Pada awal tahun 2019 ini Folkslokal beruntung dapat mengadakan Live Session pertamanya bersama Kiarakelana. Diadakan di Kedai Kita Surabaya, Pengunjung yang datang untuk melihat mereka bermain pun tak bisa dibilang sepi. Tercatat berjumlah 40 orang lebih yang hadir menyaksikan mereka bermain. Setelah ini kita harap album atau EP akan segera lahir dari tanah Kediri atas nama Kiarakelana.

Aksara Jiwa adalah sebuah penyuaraan kebebasan terhadap suatu kekangan terikat yang selalu hadir dalam hubungan percintaan dua insan manusia. Merupakan lagu ciptaan dari Noekie Pratama yang mungkin juga berasal dari pengalamannya di masa lalu.

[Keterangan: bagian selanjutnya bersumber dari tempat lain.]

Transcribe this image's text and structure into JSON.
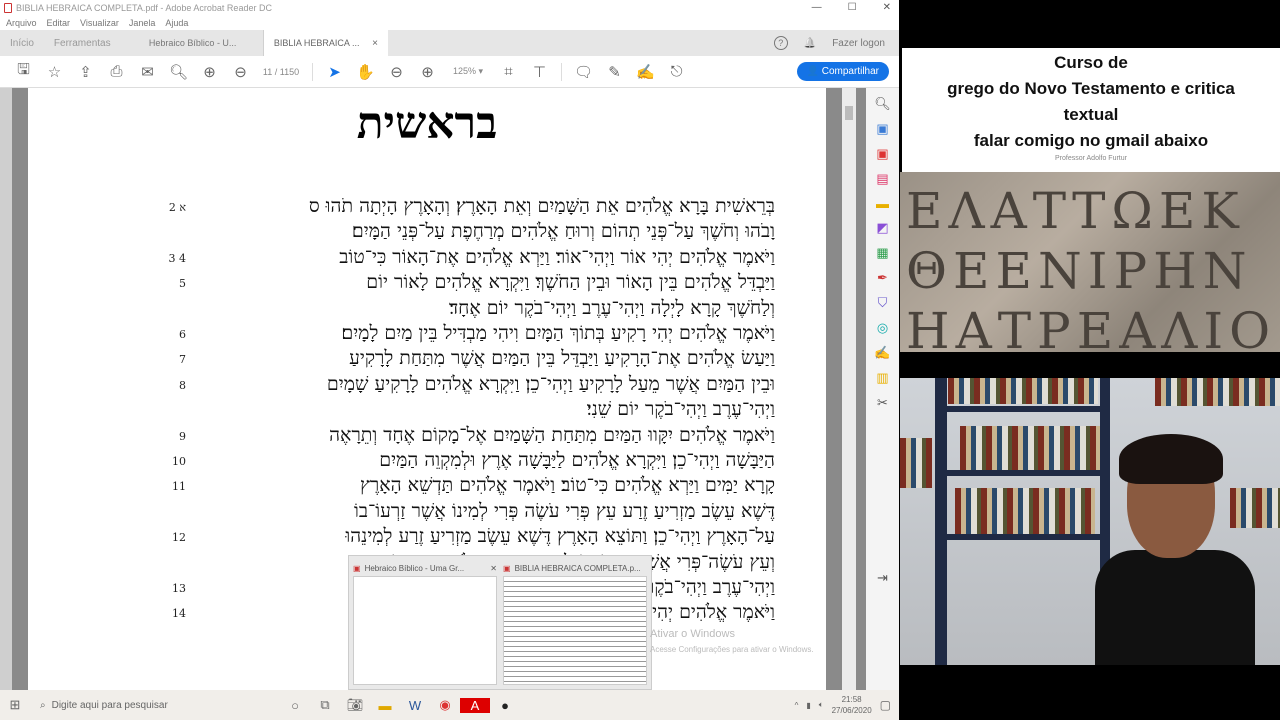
{
  "window": {
    "title": "BIBLIA HEBRAICA COMPLETA.pdf - Adobe Acrobat Reader DC",
    "controls": [
      "—",
      "☐",
      "✕"
    ]
  },
  "menu": [
    "Arquivo",
    "Editar",
    "Visualizar",
    "Janela",
    "Ajuda"
  ],
  "tabs": {
    "home": "Início",
    "tools": "Ferramentas",
    "doc1": "Hebraico Bíblico - U...",
    "doc2": "BIBLIA HEBRAICA ...",
    "close": "×"
  },
  "header_right": {
    "help": "?",
    "bell": "🔔",
    "login": "Fazer logon"
  },
  "toolbar": {
    "page_current": "11",
    "page_total": "/ 1150",
    "zoom": "125%",
    "share": "Compartilhar"
  },
  "document": {
    "title": "בראשית",
    "lines": [
      {
        "num": "א 2",
        "text": "בְּרֵאשִׁית בָּרָא אֱלֹהִים אֵת הַשָּׁמַיִם וְאֵת הָאָרֶץ׃ וְהָאָרֶץ הָיְתָה תֹהוּ ס"
      },
      {
        "num": "",
        "text": "וָבֹהוּ וְחֹשֶׁךְ עַל־פְּנֵי תְהוֹם וְרוּחַ אֱלֹהִים מְרַחֶפֶת עַל־פְּנֵי הַמָּיִם׃"
      },
      {
        "num": "3 4",
        "text": "וַיֹּאמֶר אֱלֹהִים יְהִי אוֹר וַיְהִי־אוֹר׃ וַיַּרְא אֱלֹהִים אֶת־הָאוֹר כִּי־טוֹב"
      },
      {
        "num": "5",
        "text": "וַיַּבְדֵּל אֱלֹהִים בֵּין הָאוֹר וּבֵין הַחֹשֶׁךְ׃ וַיִּקְרָא אֱלֹהִים לָאוֹר יוֹם"
      },
      {
        "num": "",
        "text": "וְלַחֹשֶׁךְ קָרָא לָיְלָה וַיְהִי־עֶרֶב וַיְהִי־בֹקֶר יוֹם אֶחָד׃"
      },
      {
        "num": "6",
        "text": "וַיֹּאמֶר אֱלֹהִים יְהִי רָקִיעַ בְּתוֹךְ הַמָּיִם וִיהִי מַבְדִּיל בֵּין מַיִם לָמָיִם׃"
      },
      {
        "num": "7",
        "text": "וַיַּעַשׂ אֱלֹהִים אֶת־הָרָקִיעַ וַיַּבְדֵּל בֵּין הַמַּיִם אֲשֶׁר מִתַּחַת לָרָקִיעַ"
      },
      {
        "num": "8",
        "text": "וּבֵין הַמַּיִם אֲשֶׁר מֵעַל לָרָקִיעַ וַיְהִי־כֵן׃ וַיִּקְרָא אֱלֹהִים לָרָקִיעַ שָׁמָיִם"
      },
      {
        "num": "",
        "text": "וַיְהִי־עֶרֶב וַיְהִי־בֹקֶר יוֹם שֵׁנִי׃"
      },
      {
        "num": "9",
        "text": "וַיֹּאמֶר אֱלֹהִים יִקָּווּ הַמַּיִם מִתַּחַת הַשָּׁמַיִם אֶל־מָקוֹם אֶחָד וְתֵרָאֶה"
      },
      {
        "num": "10",
        "text": "הַיַּבָּשָׁה וַיְהִי־כֵן׃ וַיִּקְרָא אֱלֹהִים לַיַּבָּשָׁה אֶרֶץ וּלְמִקְוֵה הַמַּיִם"
      },
      {
        "num": "11",
        "text": "קָרָא יַמִּים וַיַּרְא אֱלֹהִים כִּי־טוֹב׃ וַיֹּאמֶר אֱלֹהִים תַּדְשֵׁא הָאָרֶץ"
      },
      {
        "num": "",
        "text": "דֶּשֶׁא עֵשֶׂב מַזְרִיעַ זֶרַע עֵץ פְּרִי עֹשֶׂה פְּרִי לְמִינוֹ אֲשֶׁר זַרְעוֹ־בוֹ"
      },
      {
        "num": "12",
        "text": "עַל־הָאָרֶץ וַיְהִי־כֵן׃ וַתּוֹצֵא הָאָרֶץ דֶּשֶׁא עֵשֶׂב מַזְרִיעַ זֶרַע לְמִינֵהוּ"
      },
      {
        "num": "",
        "text": "וְעֵץ עֹשֶׂה־פְּרִי אֲשֶׁר זַרְעוֹ־בוֹ לְמִינֵהוּ וַיַּרְא אֱלֹהִים כִּי־טוֹב׃"
      },
      {
        "num": "13",
        "text": "וַיְהִי־עֶרֶב וַיְהִי־בֹקֶר יוֹם שְׁלִישִׁי׃"
      },
      {
        "num": "14",
        "text": "וַיֹּאמֶר אֱלֹהִים יְהִי מְאֹרֹת בִּרְקִיעַ הַשָּׁמַיִם לְהַבְדִּיל בֵּין הַיּוֹם"
      }
    ]
  },
  "taskbar_preview": {
    "window1": "Hebraico Bíblico - Uma Gr...",
    "window2": "BIBLIA HEBRAICA COMPLETA.p...",
    "close": "✕"
  },
  "watermark": {
    "line1": "Ativar o Windows",
    "line2": "Acesse Configurações para ativar o Windows."
  },
  "taskbar": {
    "search_placeholder": "Digite aqui para pesquisar",
    "time": "21:58",
    "date": "27/06/2020"
  },
  "overlay": {
    "line1": "Curso de",
    "line2": "grego do Novo Testamento e critica",
    "line3": "textual",
    "line4": "falar comigo no gmail abaixo",
    "credit": "Professor Adolfo Furtur"
  },
  "inscription": [
    "ΕΛΑΤΤΩΕΚ",
    "ΘΕΕΝΙΡΗΝ",
    "ΗΑΤΡΕΑΛΙΟ"
  ],
  "colors": {
    "accent": "#1473e6",
    "pdf_red": "#cc3333"
  }
}
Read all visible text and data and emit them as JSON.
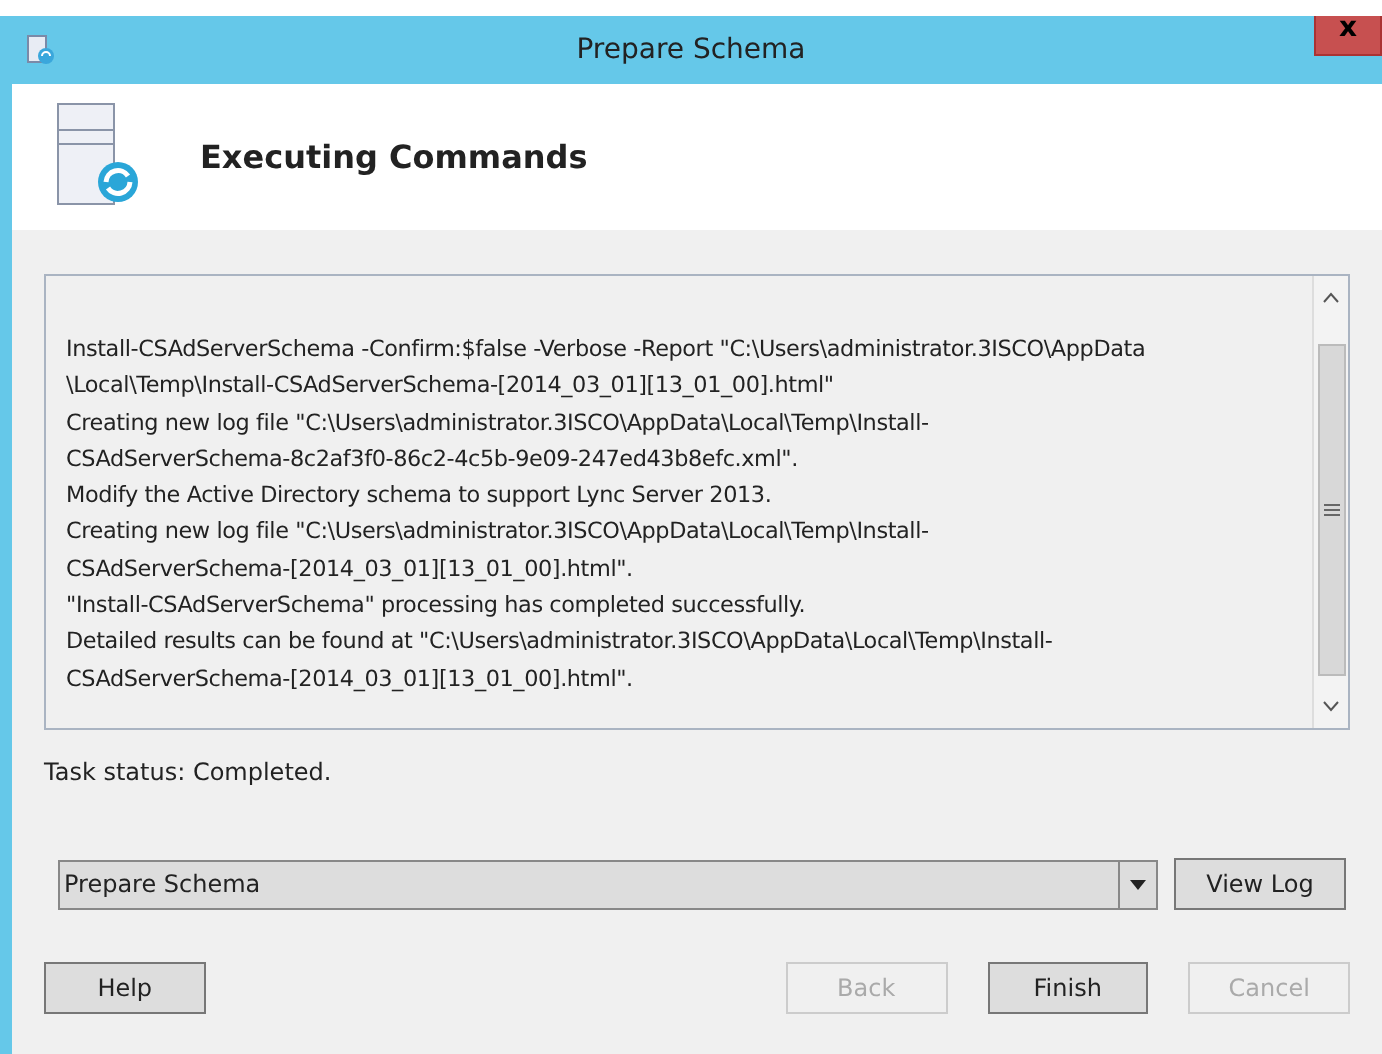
{
  "window": {
    "title": "Prepare Schema",
    "close": "x"
  },
  "header": {
    "title": "Executing Commands"
  },
  "log": {
    "lines": [
      "Install-CSAdServerSchema -Confirm:$false -Verbose -Report \"C:\\Users\\administrator.3ISCO\\AppData",
      "\\Local\\Temp\\Install-CSAdServerSchema-[2014_03_01][13_01_00].html\"",
      "Creating new log file \"C:\\Users\\administrator.3ISCO\\AppData\\Local\\Temp\\Install-",
      "CSAdServerSchema-8c2af3f0-86c2-4c5b-9e09-247ed43b8efc.xml\".",
      "Modify the Active Directory schema to support Lync Server 2013.",
      "Creating new log file \"C:\\Users\\administrator.3ISCO\\AppData\\Local\\Temp\\Install-",
      "CSAdServerSchema-[2014_03_01][13_01_00].html\".",
      "\"Install-CSAdServerSchema\" processing has completed successfully.",
      "Detailed results can be found at \"C:\\Users\\administrator.3ISCO\\AppData\\Local\\Temp\\Install-",
      "CSAdServerSchema-[2014_03_01][13_01_00].html\"."
    ]
  },
  "task_status": "Task status: Completed.",
  "task_select": {
    "value": "Prepare Schema"
  },
  "view_log": "View Log",
  "buttons": [
    {
      "label": "Help",
      "disabled": false
    },
    {
      "label": "Back",
      "disabled": true
    },
    {
      "label": "Finish",
      "disabled": false
    },
    {
      "label": "Cancel",
      "disabled": true
    }
  ]
}
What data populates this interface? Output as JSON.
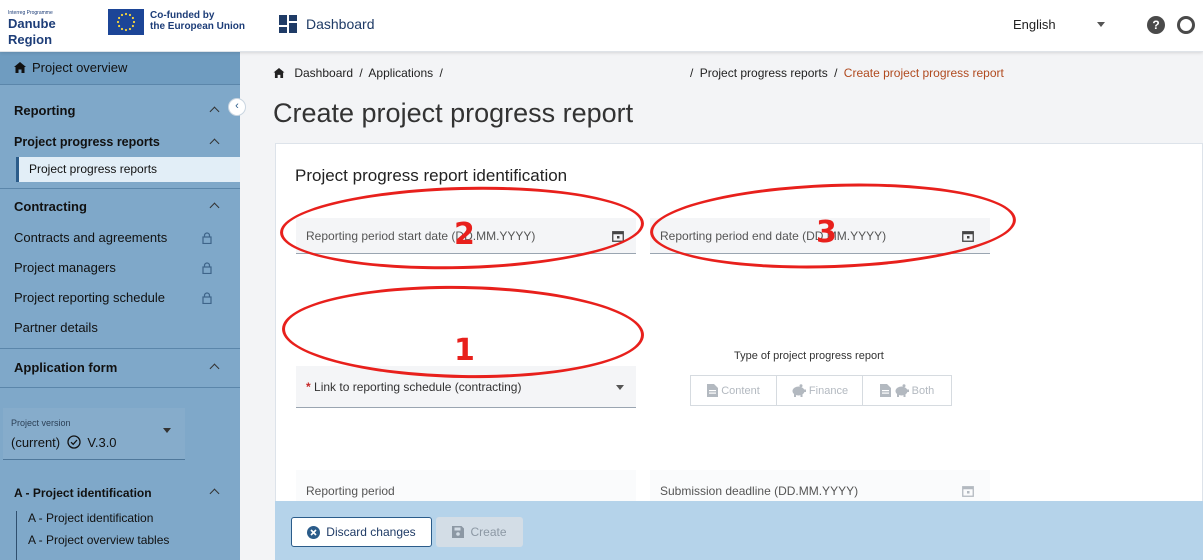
{
  "header": {
    "logo_small": "Interreg Programme",
    "logo_big": "Danube Region",
    "eu_text_line1": "Co-funded by",
    "eu_text_line2": "the European Union",
    "dashboard_label": "Dashboard",
    "language": "English"
  },
  "sidebar": {
    "project_overview": "Project overview",
    "reporting": "Reporting",
    "project_progress_reports_group": "Project progress reports",
    "project_progress_reports_item": "Project progress reports",
    "contracting": "Contracting",
    "contracts_and_agreements": "Contracts and agreements",
    "project_managers": "Project managers",
    "project_reporting_schedule": "Project reporting schedule",
    "partner_details": "Partner details",
    "application_form": "Application form",
    "version_label": "Project version",
    "version_value": "(current)",
    "version_number": "V.3.0",
    "a_project_identification_group": "A - Project identification",
    "a_project_identification_item": "A - Project identification",
    "a_project_overview_tables": "A - Project overview tables"
  },
  "breadcrumb": {
    "dashboard": "Dashboard",
    "applications": "Applications",
    "project_progress_reports": "Project progress reports",
    "current": "Create project progress report",
    "separator": "/"
  },
  "page": {
    "title": "Create project progress report",
    "section_title": "Project progress report identification"
  },
  "form": {
    "start_date_label": "Reporting period start date (DD.MM.YYYY)",
    "end_date_label": "Reporting period end date (DD.MM.YYYY)",
    "link_required_mark": "*",
    "link_label": "Link to reporting schedule (contracting)",
    "type_label": "Type of project progress report",
    "type_options": [
      "Content",
      "Finance",
      "Both"
    ],
    "reporting_period_label": "Reporting period",
    "submission_deadline_label": "Submission deadline (DD.MM.YYYY)"
  },
  "footer": {
    "discard_label": "Discard changes",
    "create_label": "Create"
  },
  "annotations": [
    "1",
    "2",
    "3"
  ],
  "colors": {
    "sidebar_bg": "#7fa8c9",
    "accent": "#2b5c8a",
    "breadcrumb_current": "#b04a1f",
    "annotation_red": "#e8201c"
  }
}
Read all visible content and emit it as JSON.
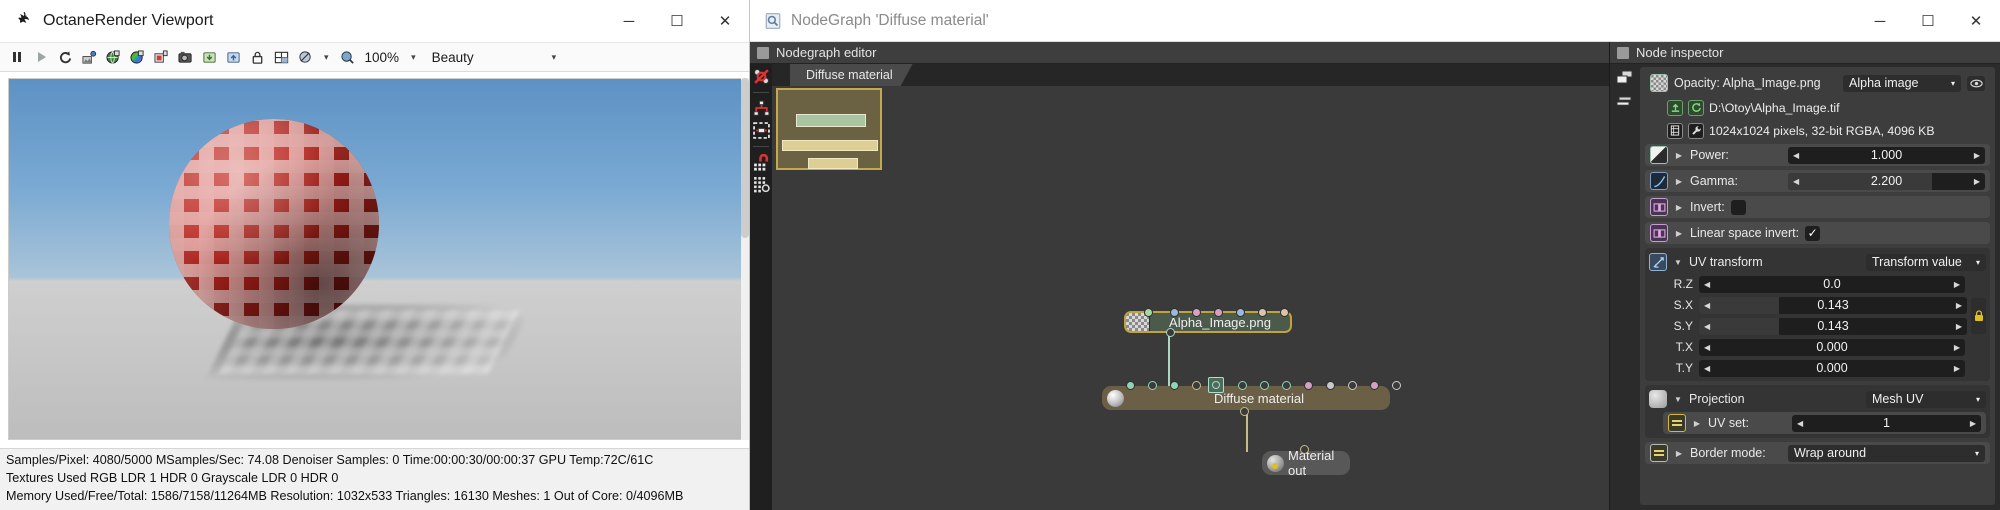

Di Persimpangan merupakan single pertama dari Kiarakelana, juga berasal dari puisi ciptaan Zahra Nurya yang kemudian mereka kemas dalam alunan musikalisasi. Di Persimpangan sudah dapat kalian dengarkan di Digital Store seperti Spotify dan lain-lain.

Syair Gusar Angin Malam ditulis oleh Danang Mufti, teman dari Kiarakelana. Menurut Buyung lagu Gusar Angin Malam ini lebih menceritakan tentang sepertiga malam, dimana pada waktu itulah kita semua sering merenung.

Kembali merupakan musikalisasi puisi dari ciptaan teman mereka yakni Danang Mufti, Tentang Hati dan Angan lebih menggambarkan tentang bagaimana seseorang yang sedang jatuh cinta namun hanya mendapatkan jatuhnya saja tanpa adanya perasaan yang sama.